Question

(Statistics):

Answer 1

it's so hard to type this question out, so i attached a picture of the question instead, my question is that i need help on parts b) and probably c) unless the answer to b) helps me answer c)

Answer 2

So for b:
Recall that in general, if \(X,Y\) are jointly distributed with pdf \(f_{X,Y}(x,y)\), then the marginal pdf of \(X\) is
\[ f_X(x)=\int_{-\infty}^{\infty}f_{X,Y}(x,y)\, dy\]

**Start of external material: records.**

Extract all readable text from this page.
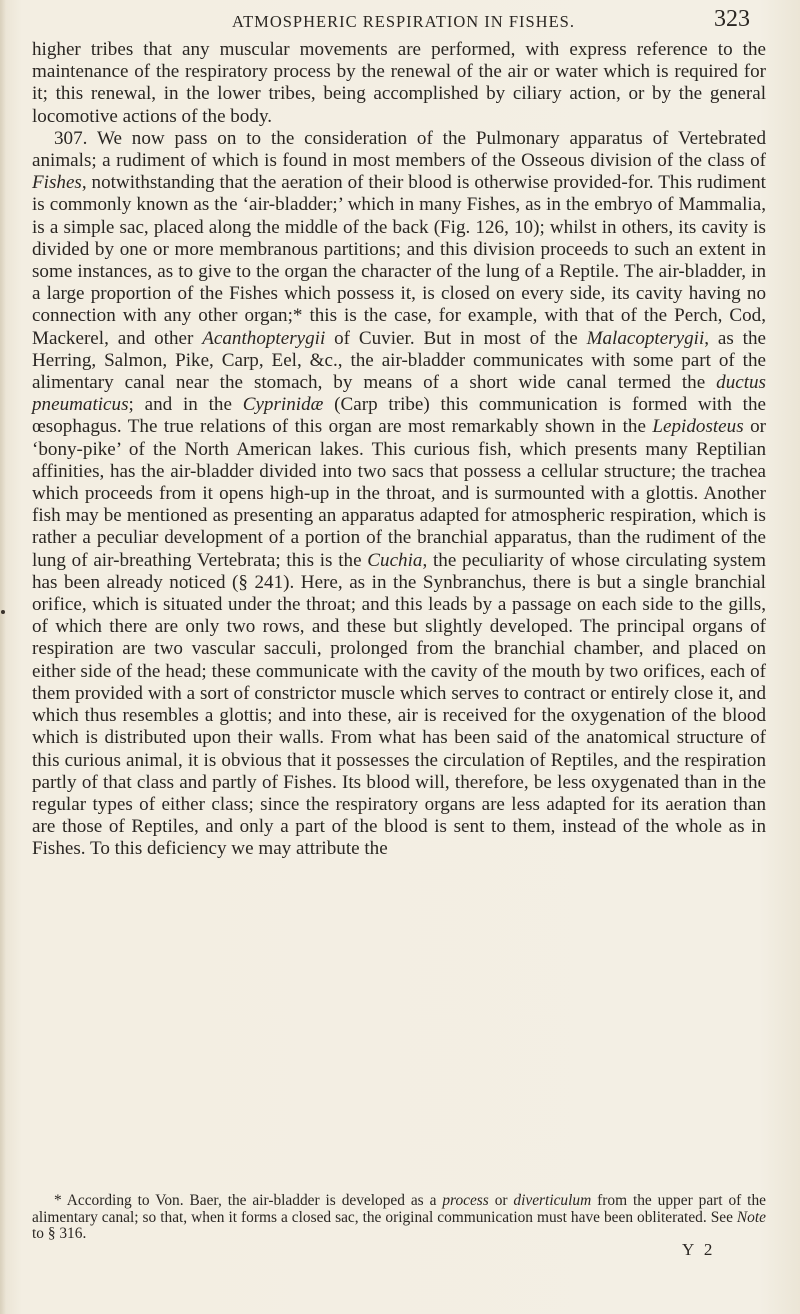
ATMOSPHERIC RESPIRATION IN FISHES.	323

higher tribes that any muscular movements are performed, with express reference to the maintenance of the respiratory process by the renewal of the air or water which is required for it; this renewal, in the lower tribes, being accomplished by ciliary action, or by the general locomotive actions of the body.

307. We now pass on to the consideration of the Pulmonary apparatus of Vertebrated animals; a rudiment of which is found in most members of the Osseous division of the class of Fishes, notwithstanding that the aeration of their blood is otherwise provided-for. This rudiment is commonly known as the ‘air-bladder;’ which in many Fishes, as in the embryo of Mammalia, is a simple sac, placed along the middle of the back (Fig. 126, 10); whilst in others, its cavity is divided by one or more membranous partitions; and this division proceeds to such an extent in some instances, as to give to the organ the character of the lung of a Reptile. The air-bladder, in a large proportion of the Fishes which possess it, is closed on every side, its cavity having no connection with any other organ;* this is the case, for example, with that of the Perch, Cod, Mackerel, and other Acanthopterygii of Cuvier. But in most of the Malacopterygii, as the Herring, Salmon, Pike, Carp, Eel, &c., the air-bladder communicates with some part of the alimentary canal near the stomach, by means of a short wide canal termed the ductus pneumaticus; and in the Cyprinidæ (Carp tribe) this communication is formed with the œsophagus. The true relations of this organ are most remarkably shown in the Lepidosteus or ‘bony-pike’ of the North American lakes. This curious fish, which presents many Reptilian affinities, has the air-bladder divided into two sacs that possess a cellular structure; the trachea which proceeds from it opens high-up in the throat, and is surmounted with a glottis. Another fish may be mentioned as presenting an apparatus adapted for atmospheric respiration, which is rather a peculiar development of a portion of the branchial apparatus, than the rudiment of the lung of air-breathing Vertebrata; this is the Cuchia, the peculiarity of whose circulating system has been already noticed (§ 241). Here, as in the Synbranchus, there is but a single branchial orifice, which is situated under the throat; and this leads by a passage on each side to the gills, of which there are only two rows, and these but slightly developed. The principal organs of respiration are two vascular sacculi, prolonged from the branchial chamber, and placed on either side of the head; these communicate with the cavity of the mouth by two orifices, each of them provided with a sort of constrictor muscle which serves to contract or entirely close it, and which thus resembles a glottis; and into these, air is received for the oxygenation of the blood which is distributed upon their walls. From what has been said of the anatomical structure of this curious animal, it is obvious that it possesses the circulation of Reptiles, and the respiration partly of that class and partly of Fishes. Its blood will, therefore, be less oxygenated than in the regular types of either class; since the respiratory organs are less adapted for its aeration than are those of Reptiles, and only a part of the blood is sent to them, instead of the whole as in Fishes. To this deficiency we may attribute the

* According to Von. Baer, the air-bladder is developed as a process or diverticulum from the upper part of the alimentary canal; so that, when it forms a closed sac, the original communication must have been obliterated. See Note to § 316.

Y 2
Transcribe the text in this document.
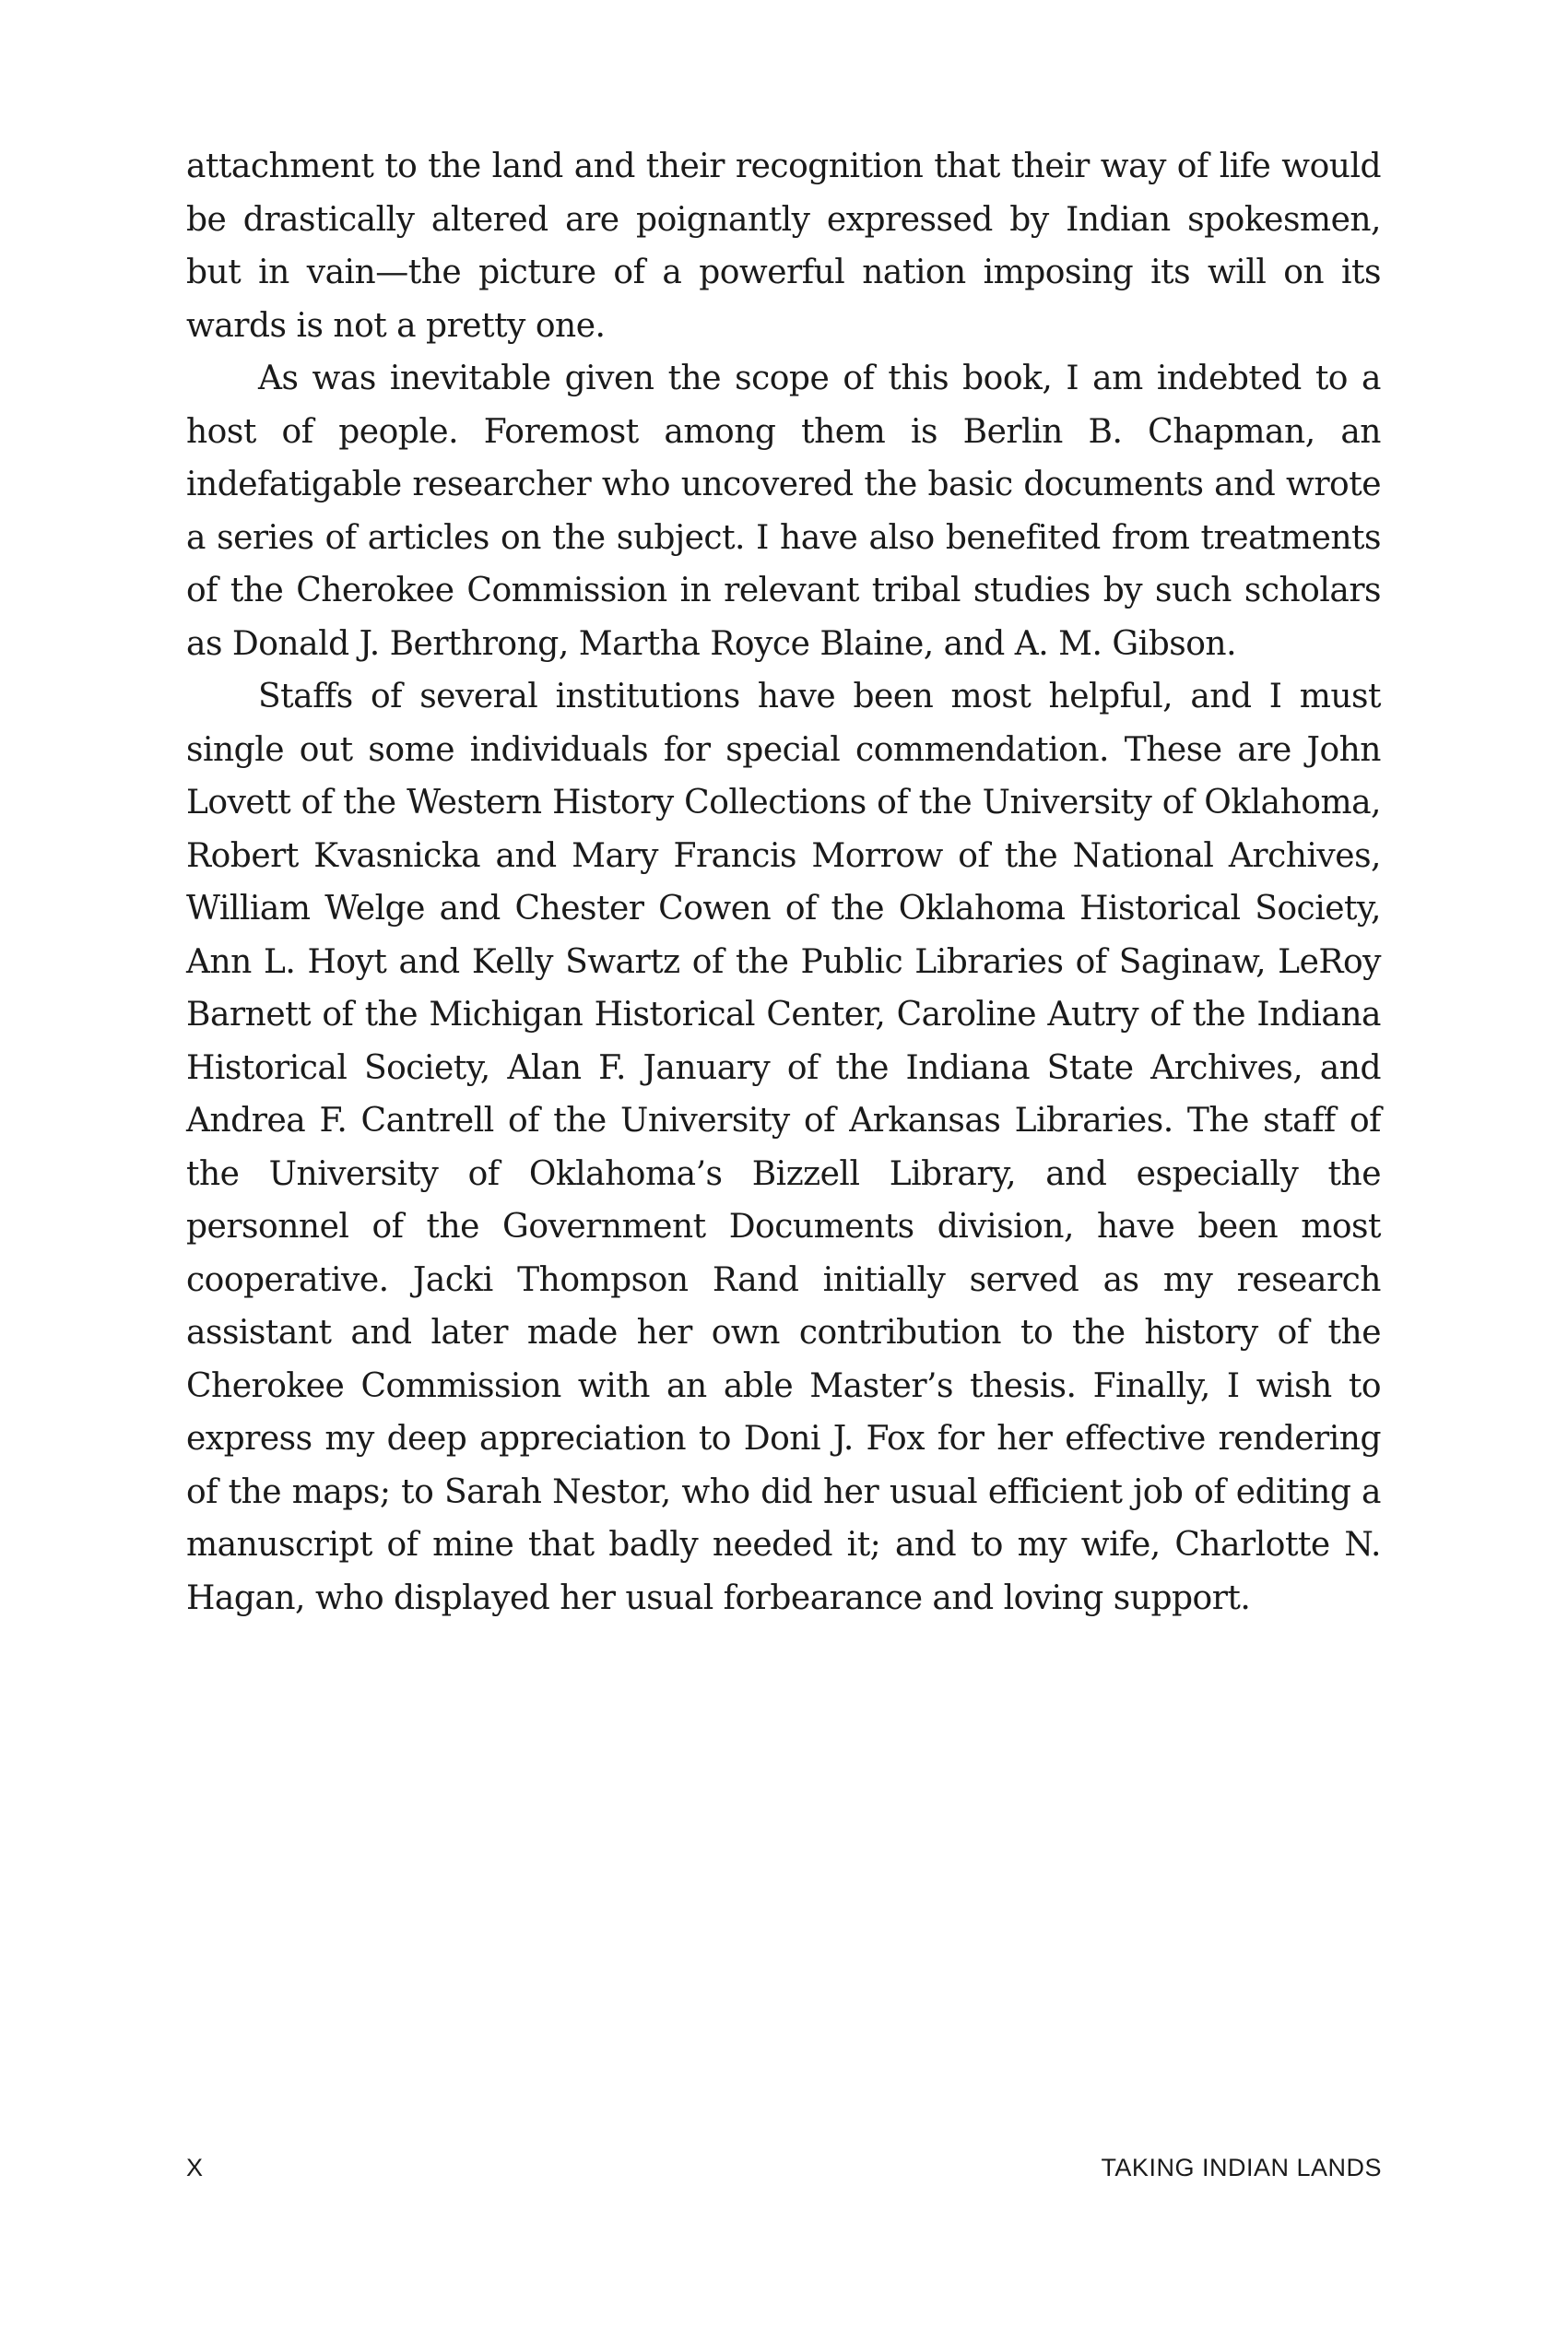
attachment to the land and their recognition that their way of life would be drastically altered are poignantly expressed by Indian spokesmen, but in vain—the picture of a powerful nation imposing its will on its wards is not a pretty one.

As was inevitable given the scope of this book, I am indebted to a host of people. Foremost among them is Berlin B. Chapman, an indefatigable researcher who uncovered the basic documents and wrote a series of articles on the subject. I have also benefited from treatments of the Cherokee Commission in relevant tribal studies by such scholars as Donald J. Berthrong, Martha Royce Blaine, and A. M. Gibson.

Staffs of several institutions have been most helpful, and I must single out some individuals for special commendation. These are John Lovett of the Western History Collections of the University of Oklahoma, Robert Kvasnicka and Mary Francis Morrow of the National Archives, William Welge and Chester Cowen of the Oklahoma Historical Society, Ann L. Hoyt and Kelly Swartz of the Public Libraries of Saginaw, LeRoy Barnett of the Michigan Historical Center, Caroline Autry of the Indiana Historical Society, Alan F. January of the Indiana State Archives, and Andrea F. Cantrell of the University of Arkansas Libraries. The staff of the University of Oklahoma’s Bizzell Library, and especially the personnel of the Government Documents division, have been most cooperative. Jacki Thompson Rand initially served as my research assistant and later made her own contribution to the history of the Cherokee Commission with an able Master’s thesis. Finally, I wish to express my deep appreciation to Doni J. Fox for her effective rendering of the maps; to Sarah Nestor, who did her usual efficient job of editing a manuscript of mine that badly needed it; and to my wife, Charlotte N. Hagan, who displayed her usual forbearance and loving support.

X	TAKING INDIAN LANDS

In your case then, since \(Y_1, Y_2\) are jointly distributed, the marginal pdf of \(Y_1\)is\[ f_{Y_1}(y_1)=\int_{-\infty}^{\infty}f_{Y_1,Y_2}(y_1,y_2)\, dy_2\]
Now, you found the result in a) for the joint pdf \(f_{Y_1,Y_2}(y_1,y_2)=f_{X_1,X_2}(y_1-y_2,y_2)\) so just substitute that into b) to get

\[ f_{Y_1}(y_1)=\int_{-\infty}^{\infty}f_{X_1,X_2}(y_1-y_2,y_2)\, dy_2\]
--------------------------------------------
For c) Recall in the general case that if \(X,Y\) are independent, then \(f_{X,Y}(x,y)=f_X(x)f_Y(y)\). So in your case, you have that:

\(f_{X_1,X_2}(y_1-y_2,y_2)=f_{X_1}(y_1-y_2)f_{X_2}(y_2)\)

So just plug in that result into the answer for b) to get:

\[ f_{Y_1}(y_1)=\int_{-\infty}^{\infty}f_{X_1}(y_1-y_2)f_{X_2}(y_2)\, dy_2\]